It happened while I was lying in bed. It was a cold autumn night. I could barely hear the raindrops quietly tapping on my window. I was home alone. The kids were with their grandma and my husband was down south visiting family and friends.
I was just drifting off to a peaceful rest when I heard a strange noise. It was 3:00 in the morning. The hour of evil as my son loves to call it. Why that’s a thing, I have no idea. But lying in the bed with my senses at a 5 on a 1-5 scale, the 3:00 witching hour made things even more uneasy.
I glanced around my room but noticed nothing. My ears zoomed in at a supernatural force, listening for any faint sound that may be considered unusual. With almost perfect timing the heat kicks on, so my ears are forced to strain even more, as if that was possible. I heard nothing.
Not really knowing why I was startled and not being able to detect anything unusual, I start to drift off to the land of peace again. This time, it was undeniable. My eyes jolted open and I felt the knot in the thick of my stomach. I slightly opened my mouth to allow myself to breathe, quietly. I lay as still as can be, not wanting to make a sound.
The entire concept is weird. Obviously, if someone was in my room, why would my reaction to lay still, as if they didn’t know I was in there sleeping? Why wouldn’t I flail my arms and scream as loud as I could, like my life depended on it? That is a form of psychology I guess I need to learn. Regardless, I was stealth.
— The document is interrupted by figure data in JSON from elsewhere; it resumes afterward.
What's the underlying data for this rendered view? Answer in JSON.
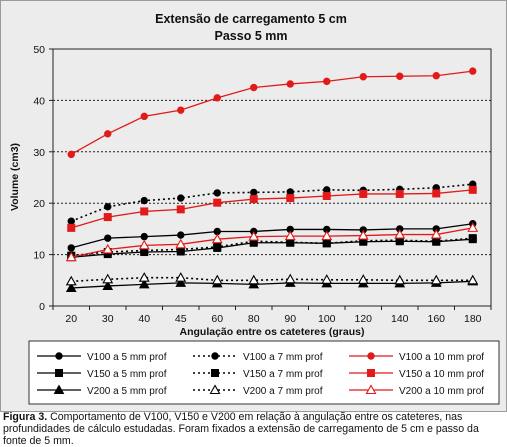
{
  "chart_data": {
    "type": "line",
    "title": "Extensão de carregamento 5 cm",
    "subtitle": "Passo 5 mm",
    "xlabel": "Angulação entre os cateteres (graus)",
    "ylabel": "Volume (cm3)",
    "ylim": [
      0,
      50
    ],
    "yticks": [
      0,
      10,
      20,
      30,
      40,
      50
    ],
    "grid": "horizontal dotted",
    "legend_position": "bottom",
    "categories": [
      "20",
      "30",
      "40",
      "45",
      "60",
      "80",
      "90",
      "100",
      "120",
      "140",
      "160",
      "180"
    ],
    "series": [
      {
        "name": "V100 a 5 mm prof",
        "color": "#000000",
        "line": "solid",
        "marker": "circle",
        "values": [
          11.3,
          13.2,
          13.5,
          13.8,
          14.5,
          14.5,
          14.9,
          14.9,
          14.8,
          15.0,
          15.0,
          16.0
        ]
      },
      {
        "name": "V100 a 7 mm prof",
        "color": "#000000",
        "line": "dotted",
        "marker": "circle",
        "values": [
          16.5,
          19.3,
          20.5,
          21.0,
          22.0,
          22.1,
          22.2,
          22.6,
          22.5,
          22.7,
          23.0,
          23.7
        ]
      },
      {
        "name": "V100 a 10 mm prof",
        "color": "#e21a1a",
        "line": "solid",
        "marker": "circle",
        "values": [
          29.5,
          33.5,
          36.9,
          38.1,
          40.5,
          42.5,
          43.2,
          43.7,
          44.6,
          44.7,
          44.8,
          45.7
        ]
      },
      {
        "name": "V150 a 5 mm prof",
        "color": "#000000",
        "line": "solid",
        "marker": "square",
        "values": [
          9.5,
          10.1,
          10.5,
          10.6,
          11.3,
          12.3,
          12.3,
          12.2,
          12.5,
          12.6,
          12.5,
          13.0
        ]
      },
      {
        "name": "V150 a 7 mm prof",
        "color": "#000000",
        "line": "dotted",
        "marker": "square",
        "values": [
          9.8,
          10.5,
          10.8,
          11.0,
          11.5,
          12.6,
          12.4,
          12.2,
          12.7,
          12.8,
          12.6,
          13.2
        ]
      },
      {
        "name": "V150 a 10 mm prof",
        "color": "#e21a1a",
        "line": "solid",
        "marker": "square",
        "values": [
          15.2,
          17.3,
          18.4,
          18.8,
          20.1,
          20.8,
          21.0,
          21.4,
          21.8,
          21.8,
          21.9,
          22.6
        ]
      },
      {
        "name": "V200 a 5 mm prof",
        "color": "#000000",
        "line": "solid",
        "marker": "triangle",
        "values": [
          3.5,
          3.9,
          4.2,
          4.5,
          4.4,
          4.2,
          4.5,
          4.4,
          4.4,
          4.4,
          4.5,
          4.8
        ]
      },
      {
        "name": "V200 a 7 mm prof",
        "color": "#000000",
        "line": "dotted",
        "marker": "triangle-open",
        "values": [
          4.8,
          5.2,
          5.5,
          5.5,
          5.0,
          5.0,
          5.2,
          5.1,
          5.1,
          5.0,
          5.0,
          5.0
        ]
      },
      {
        "name": "V200 a 10 mm prof",
        "color": "#e21a1a",
        "line": "solid",
        "marker": "triangle-open",
        "values": [
          9.5,
          11.0,
          11.8,
          12.0,
          13.0,
          13.5,
          13.6,
          13.6,
          13.7,
          13.9,
          13.9,
          15.2
        ]
      }
    ]
  },
  "caption": {
    "label": "Figura 3.",
    "text": " Comportamento de V100, V150 e V200 em relação à angulação entre os cateteres, nas profundidades de cálculo estudadas. Foram fixados a extensão de carregamento de 5 cm e passo da fonte de 5 mm."
  }
}
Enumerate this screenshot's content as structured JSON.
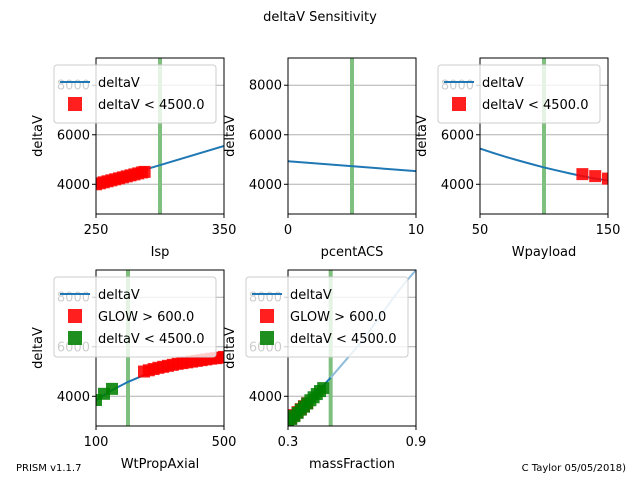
{
  "figure": {
    "title": "deltaV Sensitivity",
    "footer_left": "PRISM v1.1.7",
    "footer_right": "C Taylor 05/05/2018)"
  },
  "colors": {
    "line": "#1f77b4",
    "line_light": "#8fbcdb",
    "marker_red": "#ff0000",
    "marker_green": "#008000",
    "vline": "#7fc07f",
    "grid": "#b0b0b0"
  },
  "chart_data": [
    {
      "type": "line",
      "xlabel": "Isp",
      "ylabel": "deltaV",
      "xlim": [
        250,
        350
      ],
      "ylim": [
        2800,
        9100
      ],
      "xticks": [
        250,
        350
      ],
      "yticks": [
        4000,
        6000,
        8000
      ],
      "x": [
        250,
        350
      ],
      "y": [
        4000,
        5550
      ],
      "vline": 300,
      "legend": "top-left",
      "markers": [
        {
          "name": "deltaV < 4500.0",
          "color": "red",
          "in_legend": true,
          "x": [
            250,
            253,
            256,
            259,
            262,
            265,
            268,
            271,
            274,
            277,
            280,
            283,
            286,
            288
          ],
          "y": [
            4000,
            4040,
            4080,
            4120,
            4160,
            4200,
            4240,
            4280,
            4320,
            4360,
            4400,
            4440,
            4480,
            4500
          ]
        }
      ],
      "legend_entries": [
        "deltaV",
        "deltaV < 4500.0"
      ]
    },
    {
      "type": "line",
      "xlabel": "pcentACS",
      "ylabel": "deltaV",
      "xlim": [
        0,
        10
      ],
      "ylim": [
        2800,
        9100
      ],
      "xticks": [
        0,
        10
      ],
      "yticks": [
        4000,
        6000,
        8000
      ],
      "x": [
        0,
        10
      ],
      "y": [
        4930,
        4530
      ],
      "vline": 5,
      "markers": []
    },
    {
      "type": "line",
      "xlabel": "Wpayload",
      "ylabel": "deltaV",
      "xlim": [
        50,
        150
      ],
      "ylim": [
        2800,
        9100
      ],
      "xticks": [
        50,
        150
      ],
      "yticks": [
        4000,
        6000,
        8000
      ],
      "x": [
        50,
        60,
        70,
        80,
        90,
        100,
        110,
        120,
        130,
        140,
        150
      ],
      "y": [
        5440,
        5270,
        5110,
        4960,
        4820,
        4680,
        4560,
        4440,
        4330,
        4230,
        4150
      ],
      "vline": 100,
      "legend": "top-left",
      "markers": [
        {
          "name": "deltaV < 4500.0",
          "color": "red",
          "in_legend": true,
          "x": [
            130,
            140,
            150
          ],
          "y": [
            4410,
            4330,
            4230
          ]
        }
      ],
      "legend_entries": [
        "deltaV",
        "deltaV < 4500.0"
      ]
    },
    {
      "type": "line",
      "xlabel": "WtPropAxial",
      "ylabel": "deltaV",
      "xlim": [
        100,
        500
      ],
      "ylim": [
        2800,
        9100
      ],
      "xticks": [
        100,
        500
      ],
      "yticks": [
        4000,
        6000,
        8000
      ],
      "x": [
        100,
        150,
        200,
        250,
        300,
        350,
        400,
        450,
        500
      ],
      "y": [
        3850,
        4250,
        4580,
        4850,
        5070,
        5240,
        5380,
        5500,
        5590
      ],
      "vline": 200,
      "legend": "top-left",
      "markers": [
        {
          "name": "GLOW > 600.0",
          "color": "red",
          "in_legend": true,
          "x": [
            250,
            265,
            280,
            295,
            310,
            325,
            340,
            355,
            370,
            385,
            400,
            415,
            430,
            445,
            460,
            475,
            490,
            500
          ],
          "y": [
            5000,
            5050,
            5100,
            5150,
            5190,
            5230,
            5270,
            5310,
            5340,
            5370,
            5400,
            5430,
            5460,
            5490,
            5520,
            5540,
            5560,
            5590
          ]
        },
        {
          "name": "deltaV < 4500.0",
          "color": "green",
          "in_legend": true,
          "x": [
            100,
            125,
            150
          ],
          "y": [
            3850,
            4100,
            4300
          ]
        }
      ],
      "legend_entries": [
        "deltaV",
        "GLOW > 600.0",
        "deltaV < 4500.0"
      ]
    },
    {
      "type": "line",
      "xlabel": "massFraction",
      "ylabel": "deltaV",
      "xlim": [
        0.3,
        0.9
      ],
      "ylim": [
        2800,
        9100
      ],
      "xticks": [
        0.3,
        0.9
      ],
      "yticks": [
        4000,
        6000,
        8000
      ],
      "x": [
        0.3,
        0.35,
        0.4,
        0.45,
        0.5,
        0.55,
        0.6,
        0.65,
        0.7,
        0.75,
        0.8,
        0.85,
        0.9
      ],
      "y": [
        3000,
        3400,
        3850,
        4300,
        4750,
        5250,
        5750,
        6250,
        6850,
        7450,
        8050,
        8600,
        9100
      ],
      "vline": 0.5,
      "light_from": 0.5,
      "legend": "top-left",
      "markers": [
        {
          "name": "GLOW > 600.0",
          "color": "red",
          "in_legend": true,
          "x": [
            0.3,
            0.315,
            0.33,
            0.345,
            0.36,
            0.375,
            0.39
          ],
          "y": [
            3000,
            3120,
            3240,
            3360,
            3480,
            3600,
            3720
          ]
        },
        {
          "name": "deltaV < 4500.0",
          "color": "green",
          "in_legend": true,
          "x": [
            0.3,
            0.315,
            0.33,
            0.345,
            0.36,
            0.375,
            0.39,
            0.405,
            0.42,
            0.435,
            0.45,
            0.465
          ],
          "y": [
            2950,
            3080,
            3200,
            3330,
            3460,
            3580,
            3710,
            3840,
            3960,
            4090,
            4210,
            4330
          ]
        }
      ],
      "legend_entries": [
        "deltaV",
        "GLOW > 600.0",
        "deltaV < 4500.0"
      ]
    }
  ]
}
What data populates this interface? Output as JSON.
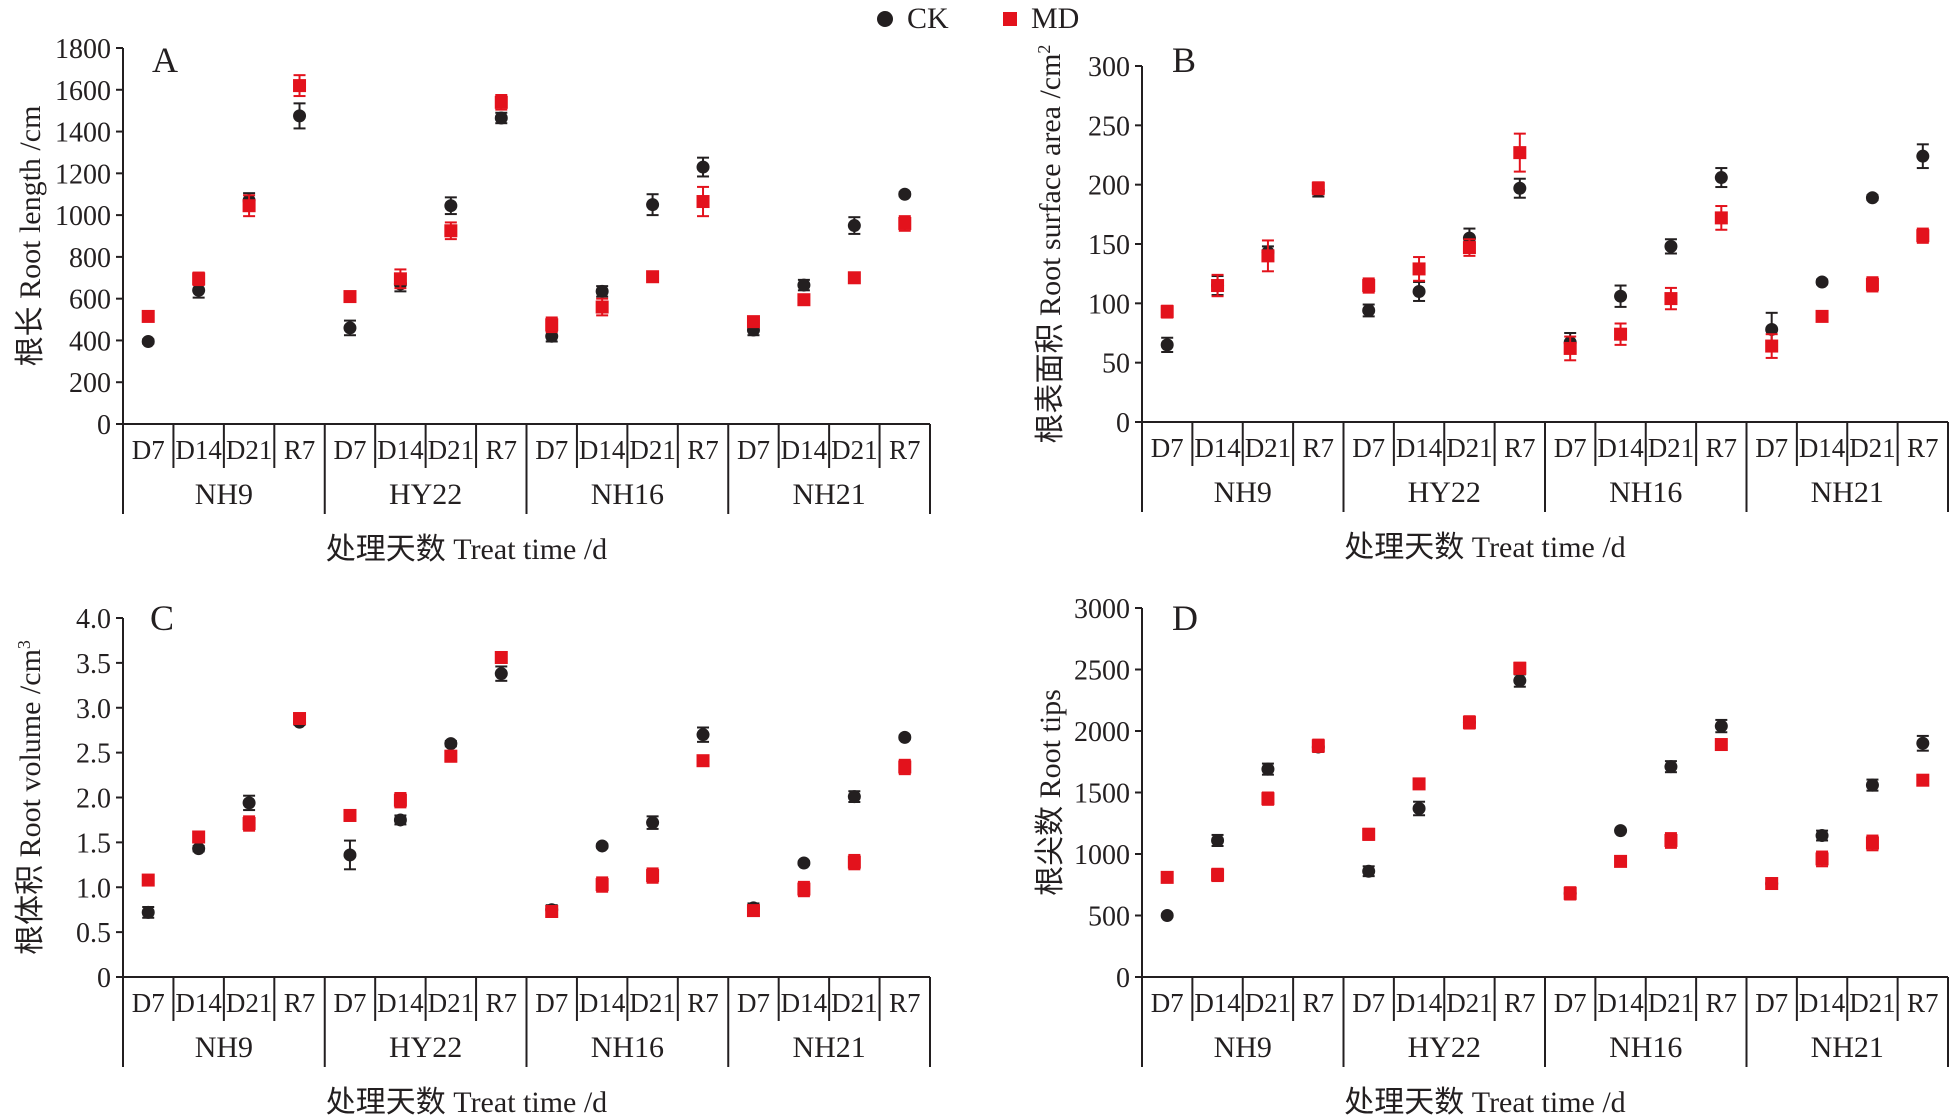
{
  "legend": {
    "ck_label": "CK",
    "md_label": "MD"
  },
  "colors": {
    "CK": "#231f20",
    "MD": "#e3121c",
    "axis": "#231f20"
  },
  "chart_data": [
    {
      "type": "scatter",
      "panel": "A",
      "ylabel": "根长 Root length /cm",
      "xlabel": "处理天数 Treat time /d",
      "ylim": [
        0,
        1800
      ],
      "yticks": [
        0,
        200,
        400,
        600,
        800,
        1000,
        1200,
        1400,
        1600,
        1800
      ],
      "ytick_labels": [
        "0",
        "200",
        "400",
        "600",
        "800",
        "1000",
        "1200",
        "1400",
        "1600",
        "1800"
      ],
      "groups": [
        "NH9",
        "HY22",
        "NH16",
        "NH21"
      ],
      "categories": [
        "D7",
        "D14",
        "D21",
        "R7"
      ],
      "series": [
        {
          "name": "CK",
          "values": [
            [
              395,
              640,
              1070,
              1475
            ],
            [
              460,
              670,
              1045,
              1465
            ],
            [
              420,
              635,
              1050,
              1230
            ],
            [
              450,
              665,
              950,
              1100
            ]
          ],
          "errors": [
            [
              10,
              35,
              35,
              60
            ],
            [
              35,
              35,
              40,
              25
            ],
            [
              25,
              25,
              50,
              45
            ],
            [
              25,
              25,
              40,
              10
            ]
          ]
        },
        {
          "name": "MD",
          "values": [
            [
              515,
              695,
              1045,
              1620
            ],
            [
              610,
              695,
              925,
              1540
            ],
            [
              475,
              560,
              705,
              1065
            ],
            [
              490,
              595,
              700,
              960
            ]
          ],
          "errors": [
            [
              15,
              30,
              50,
              50
            ],
            [
              15,
              45,
              40,
              35
            ],
            [
              35,
              40,
              15,
              70
            ],
            [
              15,
              15,
              15,
              35
            ]
          ]
        }
      ]
    },
    {
      "type": "scatter",
      "panel": "B",
      "ylabel": "根表面积 Root surface area /cm",
      "ylabel_sup": "2",
      "xlabel": "处理天数 Treat time /d",
      "ylim": [
        0,
        300
      ],
      "yticks": [
        0,
        50,
        100,
        150,
        200,
        250,
        300
      ],
      "ytick_labels": [
        "0",
        "50",
        "100",
        "150",
        "200",
        "250",
        "300"
      ],
      "groups": [
        "NH9",
        "HY22",
        "NH16",
        "NH21"
      ],
      "categories": [
        "D7",
        "D14",
        "D21",
        "R7"
      ],
      "series": [
        {
          "name": "CK",
          "values": [
            [
              65,
              115,
              143,
              195
            ],
            [
              94,
              110,
              155,
              197
            ],
            [
              67,
              106,
              148,
              206
            ],
            [
              78,
              118,
              189,
              224
            ]
          ],
          "errors": [
            [
              6,
              8,
              5,
              5
            ],
            [
              5,
              8,
              8,
              8
            ],
            [
              8,
              9,
              6,
              8
            ],
            [
              14,
              2,
              2,
              10
            ]
          ]
        },
        {
          "name": "MD",
          "values": [
            [
              93,
              115,
              140,
              197
            ],
            [
              115,
              129,
              147,
              227
            ],
            [
              62,
              74,
              104,
              172
            ],
            [
              64,
              89,
              116,
              157
            ]
          ],
          "errors": [
            [
              5,
              9,
              13,
              5
            ],
            [
              6,
              10,
              7,
              16
            ],
            [
              10,
              9,
              9,
              10
            ],
            [
              10,
              2,
              6,
              6
            ]
          ]
        }
      ]
    },
    {
      "type": "scatter",
      "panel": "C",
      "ylabel": "根体积 Root volume /cm",
      "ylabel_sup": "3",
      "xlabel": "处理天数 Treat time /d",
      "ylim": [
        0,
        4.0
      ],
      "yticks": [
        0,
        0.5,
        1.0,
        1.5,
        2.0,
        2.5,
        3.0,
        3.5,
        4.0
      ],
      "ytick_labels": [
        "0",
        "0.5",
        "1.0",
        "1.5",
        "2.0",
        "2.5",
        "3.0",
        "3.5",
        "4.0"
      ],
      "groups": [
        "NH9",
        "HY22",
        "NH16",
        "NH21"
      ],
      "categories": [
        "D7",
        "D14",
        "D21",
        "R7"
      ],
      "series": [
        {
          "name": "CK",
          "values": [
            [
              0.72,
              1.43,
              1.94,
              2.84
            ],
            [
              1.36,
              1.75,
              2.6,
              3.38
            ],
            [
              0.75,
              1.46,
              1.72,
              2.7
            ],
            [
              0.77,
              1.27,
              2.01,
              2.67
            ]
          ],
          "errors": [
            [
              0.06,
              0.03,
              0.08,
              0.03
            ],
            [
              0.16,
              0.05,
              0.03,
              0.08
            ],
            [
              0.05,
              0.02,
              0.07,
              0.08
            ],
            [
              0.05,
              0.02,
              0.06,
              0.02
            ]
          ]
        },
        {
          "name": "MD",
          "values": [
            [
              1.08,
              1.56,
              1.71,
              2.88
            ],
            [
              1.8,
              1.97,
              2.46,
              3.56
            ],
            [
              0.73,
              1.03,
              1.13,
              2.41
            ],
            [
              0.74,
              0.98,
              1.28,
              2.34
            ]
          ],
          "errors": [
            [
              0.05,
              0.06,
              0.08,
              0.05
            ],
            [
              0.06,
              0.08,
              0.06,
              0.05
            ],
            [
              0.06,
              0.08,
              0.08,
              0.03
            ],
            [
              0.04,
              0.08,
              0.08,
              0.08
            ]
          ]
        }
      ]
    },
    {
      "type": "scatter",
      "panel": "D",
      "ylabel": "根尖数 Root tips",
      "xlabel": "处理天数 Treat time /d",
      "ylim": [
        0,
        3000
      ],
      "yticks": [
        0,
        500,
        1000,
        1500,
        2000,
        2500,
        3000
      ],
      "ytick_labels": [
        "0",
        "500",
        "1000",
        "1500",
        "2000",
        "2500",
        "3000"
      ],
      "groups": [
        "NH9",
        "HY22",
        "NH16",
        "NH21"
      ],
      "categories": [
        "D7",
        "D14",
        "D21",
        "R7"
      ],
      "series": [
        {
          "name": "CK",
          "values": [
            [
              500,
              1110,
              1690,
              1870
            ],
            [
              860,
              1370,
              2070,
              2410
            ],
            [
              680,
              1190,
              1710,
              2040
            ],
            [
              760,
              1150,
              1560,
              1900
            ]
          ],
          "errors": [
            [
              10,
              45,
              45,
              40
            ],
            [
              40,
              55,
              45,
              50
            ],
            [
              40,
              10,
              45,
              50
            ],
            [
              35,
              40,
              45,
              60
            ]
          ]
        },
        {
          "name": "MD",
          "values": [
            [
              810,
              830,
              1450,
              1880
            ],
            [
              1160,
              1570,
              2070,
              2510
            ],
            [
              680,
              940,
              1110,
              1890
            ],
            [
              760,
              960,
              1090,
              1600
            ]
          ],
          "errors": [
            [
              25,
              50,
              50,
              50
            ],
            [
              45,
              20,
              50,
              45
            ],
            [
              50,
              15,
              60,
              25
            ],
            [
              35,
              60,
              60,
              40
            ]
          ]
        }
      ]
    }
  ]
}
I heard his footsteps crossing my room. I could also hear my heart beat. I wondered if I was going to survive. Part of me questioned if I was going to succumb to a heart attack. My heart was giving me away. The thought crossed my mind that if a vampire was in my house, I was only enticing him with the way the blood was pouring through my body at that moment. I cursed my heart, longing for it to slow down, but definitely not stop.
I felt the weight of him on my bed. I squeezed my eyes shut. The hair on my skin was standing straight up. I was frozen in terror. My brain was telling me to run, but my body was telling me to be still and silent. I was immobilized. There was nothing I could do.
I felt his breath on my neck. A tear dropped silently down my face as my screaming brain started to pray. I was bargaining with God to let me please be okay. He was breathing hard. I was breathing hard but silently. I was powerless to my fear.
He nibbled my ear. I whimpered. More tears were streaming down my face. He licked my cheek. I gagged at the thought of the way I felt so violated, but then, wait a minute. I recognized his breath. It smelled like beef and potatoes. I conjured up the courage to turn my face toward him. As soon as I saw his brown furry body lying next to me I started to laugh.
“Good dog!” I said. It was then that I fell back into a peaceful sleep.